HIV patients retention and attrition in care and their determinants in Ethiopia: a systematic review and meta-analysis
Background There is paucity of evidence on the magnitude of HIV patients’ retention and attrition in Ethiopia. Hence, the aim of this study was to determine the pooled magnitude of HIV patient clinical retention and attrition and to identify factors associated with retention and attrition in Ethiopia. Methods Systematic review and meta-analysis were done among studies conducted in Ethiopia using the Preferred Reporting Items for Systematic Reviews and Meta-Analyses (PRISMA) guideline. Both published and unpublished studies conducted from January 1, 2005 to June 6th, 2019 were included. Major databases and search engines such as Google Scholar, PUBMED, African Journals Online (AJOL) and unpublished sources were searched to retrieve relevant articles. Data were assessed for quality, heterogeneity and publication bias. Analysis was conducted using STATA version 14 software. Result From a total of 45 studies 546,250 study participants were included in this review. The pooled magnitude of retention in care among HIV patients was 70.65% (95% CI, 68.19, 73.11). The overall magnitude of loss to follow up 15.17% (95% CI, 11.86, 18.47), transfer out 11.17% (95% CI, 7.12, 15.21) and death rate were 6.75% (95% CI, 6.22, 7.27).

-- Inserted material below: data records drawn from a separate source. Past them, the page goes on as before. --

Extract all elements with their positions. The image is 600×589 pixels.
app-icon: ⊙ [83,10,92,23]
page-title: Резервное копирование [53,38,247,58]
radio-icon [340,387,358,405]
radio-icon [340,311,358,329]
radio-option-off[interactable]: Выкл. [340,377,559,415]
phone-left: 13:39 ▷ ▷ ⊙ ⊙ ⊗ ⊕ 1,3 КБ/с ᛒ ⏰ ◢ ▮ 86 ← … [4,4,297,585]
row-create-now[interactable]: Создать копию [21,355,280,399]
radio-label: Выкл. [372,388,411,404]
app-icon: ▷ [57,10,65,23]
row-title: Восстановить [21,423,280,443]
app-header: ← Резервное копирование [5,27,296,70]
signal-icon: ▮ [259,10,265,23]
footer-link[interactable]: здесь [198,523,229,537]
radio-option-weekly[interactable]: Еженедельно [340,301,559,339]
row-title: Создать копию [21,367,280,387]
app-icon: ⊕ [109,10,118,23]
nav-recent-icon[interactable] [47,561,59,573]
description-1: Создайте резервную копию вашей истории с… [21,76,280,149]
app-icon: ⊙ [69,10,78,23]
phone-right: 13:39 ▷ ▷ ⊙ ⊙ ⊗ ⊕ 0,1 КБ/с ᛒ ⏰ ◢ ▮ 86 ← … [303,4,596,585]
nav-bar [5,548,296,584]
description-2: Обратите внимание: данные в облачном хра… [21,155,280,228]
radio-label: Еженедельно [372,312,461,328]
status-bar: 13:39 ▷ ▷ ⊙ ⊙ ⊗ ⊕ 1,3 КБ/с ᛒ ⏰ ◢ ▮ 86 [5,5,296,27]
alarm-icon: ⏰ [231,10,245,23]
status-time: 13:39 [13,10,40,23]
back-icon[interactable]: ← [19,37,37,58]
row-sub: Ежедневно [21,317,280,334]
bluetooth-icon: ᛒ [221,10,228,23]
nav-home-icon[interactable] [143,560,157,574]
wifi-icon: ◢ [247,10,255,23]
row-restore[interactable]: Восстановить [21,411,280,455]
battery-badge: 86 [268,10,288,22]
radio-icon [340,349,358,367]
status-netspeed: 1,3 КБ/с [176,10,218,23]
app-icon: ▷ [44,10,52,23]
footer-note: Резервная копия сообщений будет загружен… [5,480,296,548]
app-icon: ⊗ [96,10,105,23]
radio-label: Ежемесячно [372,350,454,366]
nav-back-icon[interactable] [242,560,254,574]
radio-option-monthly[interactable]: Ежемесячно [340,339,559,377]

Major determinants of attrition were being unmarried patient (OR 1.52, 95% CI: 1.15–2.01), non-disclosed HIV status (OR 6.36, 95% CI: 3.58–11.29), poor drug adherence (OR 6.60, 95% CI: 1.41–30.97), poor functional status (OR 2.11, 95% CI: 1.33–3.34), being underweight (OR 2.21, 95% CI: 1.45–3.39) and advanced clinical stage (OR 1.85, 95% CI: 1.36–2.51). Whereas absence of opportunistic infections (OR 0.52, 95% CI: 0.30–0.9), normal hemoglobin status (OR 0.29, 95% CI: 0.20–0.42) and non-substance use (OR 95% CI: 0.41, 0.17–0.98) were facilitators of HIV patient retention in clinical care. Conclusion The level of retention to the care among HIV patients was low in Ethiopia. Socio-economic, clinical, nutritional and behavioral, intervention is necessary to achieve adequate patient retention in clinical care.